I don't know what exactly happened or how these past 28 years flew by bringing me love, memories, trips, runs, tests and a daughter. I don't know if I've actually grown older or if my mind is trying to quickly catch up with my body because it doesn't want to be left behind. Although, last time I checked, I was playing a record by Arcade Fire for the first time and now that record is 10 years old.

I really didn't think I would someday be in a room full of 20-year-olds and feel slightly odd. You know precisely what I'm talking about: that kind of feeling you get when you wake up in the morning in a hotel room and it takes you a couple seconds to realize that's not home, so you get a little lost. Eventually, you shake the sleepiness off and you find yourself again, only somewhere different than usual. I never thought I would sense a generational gap, because, last time I checked, I was swimming in that gap and my mom was yelling at me for coming back home too late.

"I guess I'd better get used to it," I tell myself, "It is only going to get worse, after all."

They say youth is a state of mind. If that's true, the moment you decide to leave that state and relocate into adulthood, you lose your golden spot at your life's show. Growing old and grey is a matter of choice, apparently. As you collect experiences and you learn lessons, all you're doing is reinventing yourself into someone older, unless you choose not to, despite the experiences and the life lessons. You could choose to stay young, to look at things with the surprised eyes of a child, to discover new interests or new things within your old interests with the same eagerness you had when you were 17.

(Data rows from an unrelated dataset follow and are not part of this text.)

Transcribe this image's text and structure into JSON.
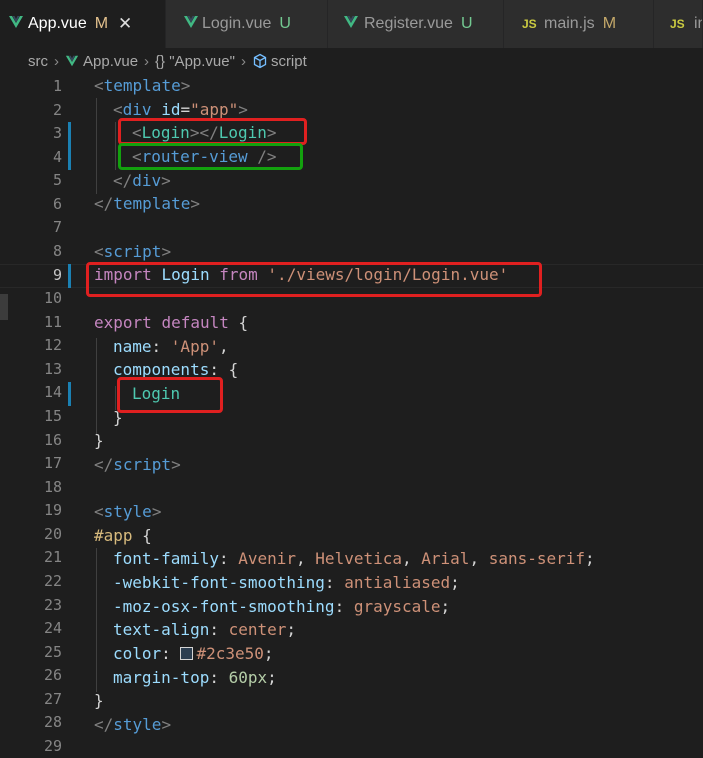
{
  "tabs": [
    {
      "label": "App.vue",
      "status": "M",
      "icon": "vue-icon",
      "active": true
    },
    {
      "label": "Login.vue",
      "status": "U",
      "icon": "vue-icon"
    },
    {
      "label": "Register.vue",
      "status": "U",
      "icon": "vue-icon"
    },
    {
      "label": "main.js",
      "status": "M",
      "icon": "js-icon"
    },
    {
      "label": "in",
      "icon": "js-icon"
    }
  ],
  "close_glyph": "✕",
  "js_badge": "JS",
  "breadcrumb": {
    "folder": "src",
    "file": "App.vue",
    "node": "{} \"App.vue\"",
    "section": "script"
  },
  "editor": {
    "active_line": 9,
    "line_numbers": [
      "1",
      "2",
      "3",
      "4",
      "5",
      "6",
      "7",
      "8",
      "9",
      "10",
      "11",
      "12",
      "13",
      "14",
      "15",
      "16",
      "17",
      "18",
      "19",
      "20",
      "21",
      "22",
      "23",
      "24",
      "25",
      "26",
      "27",
      "28",
      "29"
    ]
  },
  "code": {
    "l1": [
      "<",
      "template",
      ">"
    ],
    "l2": [
      "<",
      "div",
      "id",
      "=",
      "\"app\"",
      ">"
    ],
    "l3": [
      "<",
      "Login",
      "></",
      "Login",
      ">"
    ],
    "l4": [
      "<",
      "router-view",
      " />"
    ],
    "l5": [
      "</",
      "div",
      ">"
    ],
    "l6": [
      "</",
      "template",
      ">"
    ],
    "l8": [
      "<",
      "script",
      ">"
    ],
    "l9": [
      "import",
      "Login",
      "from",
      "'./views/login/Login.vue'"
    ],
    "l11": [
      "export",
      "default",
      "{"
    ],
    "l12": [
      "name",
      ": ",
      "'App'",
      ","
    ],
    "l13": [
      "components",
      ": {"
    ],
    "l14": [
      "Login"
    ],
    "l15": [
      "}"
    ],
    "l16": [
      "}"
    ],
    "l17": [
      "</",
      "script",
      ">"
    ],
    "l19": [
      "<",
      "style",
      ">"
    ],
    "l20": [
      "#app",
      " {"
    ],
    "l21": [
      "font-family",
      ": ",
      "Avenir",
      ", ",
      "Helvetica",
      ", ",
      "Arial",
      ", ",
      "sans-serif",
      ";"
    ],
    "l22": [
      "-webkit-font-smoothing",
      ": ",
      "antialiased",
      ";"
    ],
    "l23": [
      "-moz-osx-font-smoothing",
      ": ",
      "grayscale",
      ";"
    ],
    "l24": [
      "text-align",
      ": ",
      "center",
      ";"
    ],
    "l25": [
      "color",
      ": ",
      "#2c3e50",
      ";"
    ],
    "l26": [
      "margin-top",
      ": ",
      "60px",
      ";"
    ],
    "l27": [
      "}"
    ],
    "l28": [
      "</",
      "style",
      ">"
    ]
  },
  "colors": {
    "vue": "#41b883",
    "js": "#cbcb41",
    "annotation_red": "#e02020",
    "annotation_green": "#13a10e",
    "swatch": "#2c3e50"
  }
}
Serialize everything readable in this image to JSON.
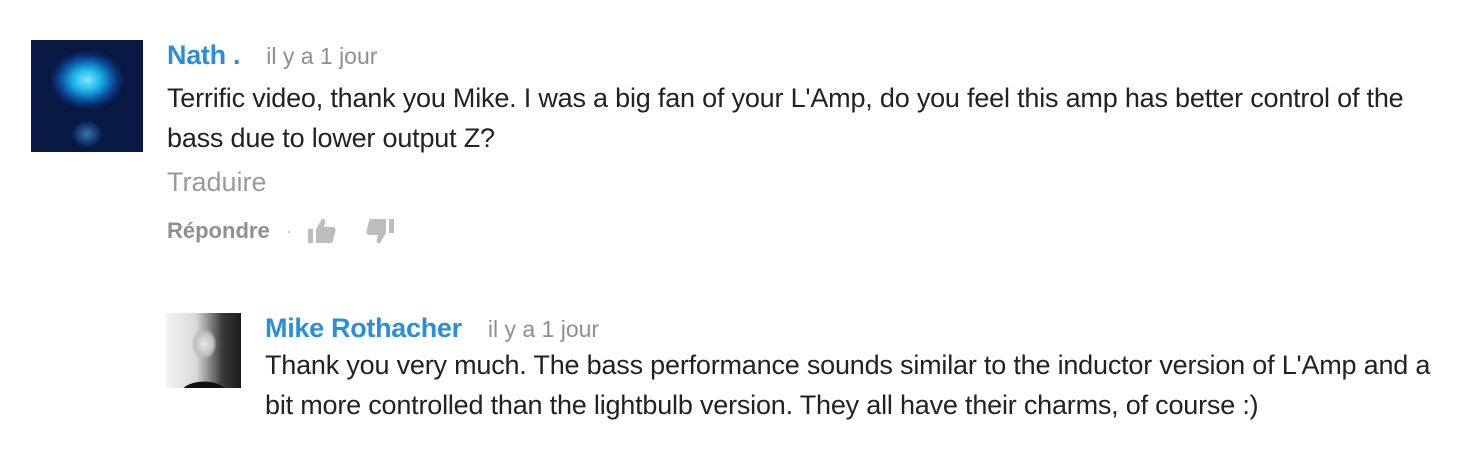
{
  "comment": {
    "author": "Nath .",
    "time": "il y a 1 jour",
    "text": "Terrific video, thank you Mike. I was a big fan of your L'Amp, do you feel this amp has better control of the bass due to lower output Z?",
    "translate_label": "Traduire",
    "reply_label": "Répondre",
    "separator": "·",
    "icons": [
      "thumbs-up-icon",
      "thumbs-down-icon"
    ]
  },
  "reply": {
    "author": "Mike Rothacher",
    "time": "il y a 1 jour",
    "text": "Thank you very much.  The bass performance sounds similar to the inductor version of L'Amp and a bit more controlled than the lightbulb version.  They all have their charms, of course :)"
  },
  "colors": {
    "author": "#2a8fd8",
    "muted": "#8f8f8f",
    "text": "#222222"
  }
}
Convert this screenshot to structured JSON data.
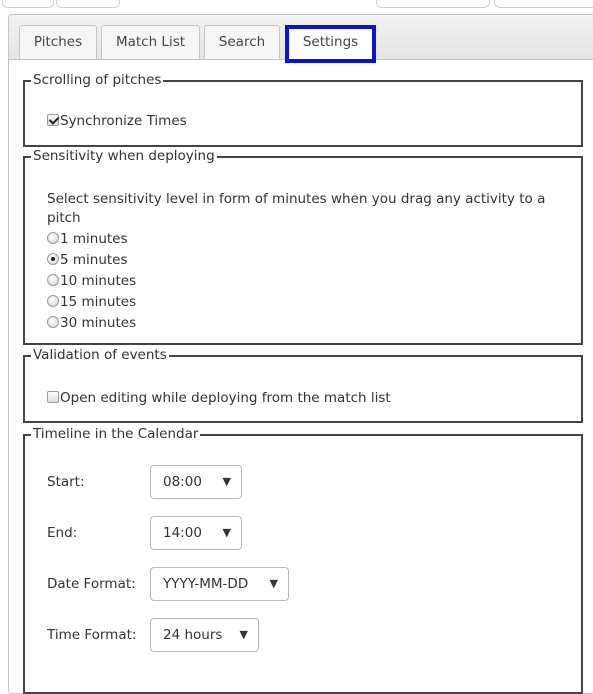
{
  "tabs": [
    {
      "label": "Pitches"
    },
    {
      "label": "Match List"
    },
    {
      "label": "Search"
    },
    {
      "label": "Settings"
    }
  ],
  "active_tab": "Settings",
  "scrolling": {
    "legend": "Scrolling of pitches",
    "sync_label": "Synchronize Times",
    "sync_checked": true
  },
  "sensitivity": {
    "legend": "Sensitivity when deploying",
    "description_line1": "Select sensitivity level in form of minutes when you drag any activity to a",
    "description_line2": "pitch",
    "options": [
      {
        "label": "1 minutes",
        "selected": false
      },
      {
        "label": "5 minutes",
        "selected": true
      },
      {
        "label": "10 minutes",
        "selected": false
      },
      {
        "label": "15 minutes",
        "selected": false
      },
      {
        "label": "30 minutes",
        "selected": false
      }
    ]
  },
  "validation": {
    "legend": "Validation of events",
    "open_editing_label": "Open editing while deploying from the match list",
    "open_editing_checked": false
  },
  "timeline": {
    "legend": "Timeline in the Calendar",
    "start_label": "Start:",
    "start_value": "08:00",
    "end_label": "End:",
    "end_value": "14:00",
    "date_format_label": "Date Format:",
    "date_format_value": "YYYY-MM-DD",
    "time_format_label": "Time Format:",
    "time_format_value": "24 hours"
  },
  "colors": {
    "tab_highlight": "#0a12d6",
    "fieldset_border": "#444444"
  }
}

That's the reason why I'm now looking for a person who is willing to defeat time and stay young until the end of her days. So, you might think you're the one! If that's the case, please feel free to come forward and speak your mind. Let me know how you manage to stay forever young. I have a resolution for this year and the next 60 to come: I want to plant a permanent tent at this youth gig. As memories accumulate, I want to embrace the future with open arms and I want to be perpetually excited about finding out who is playing next, on my stage.

I was recently catching up with an old friend from high school. I think I hadn't talked to that friend in about 10 years (even though, last time I checked, we were waiting for the next metro together). I couldn't help but laugh and look at what I am now when my old friend went, "You know, these young kids nowadays, the ones who dress like that and act like that, they're called hipsters." I don't think I've ever been perceived as older than that.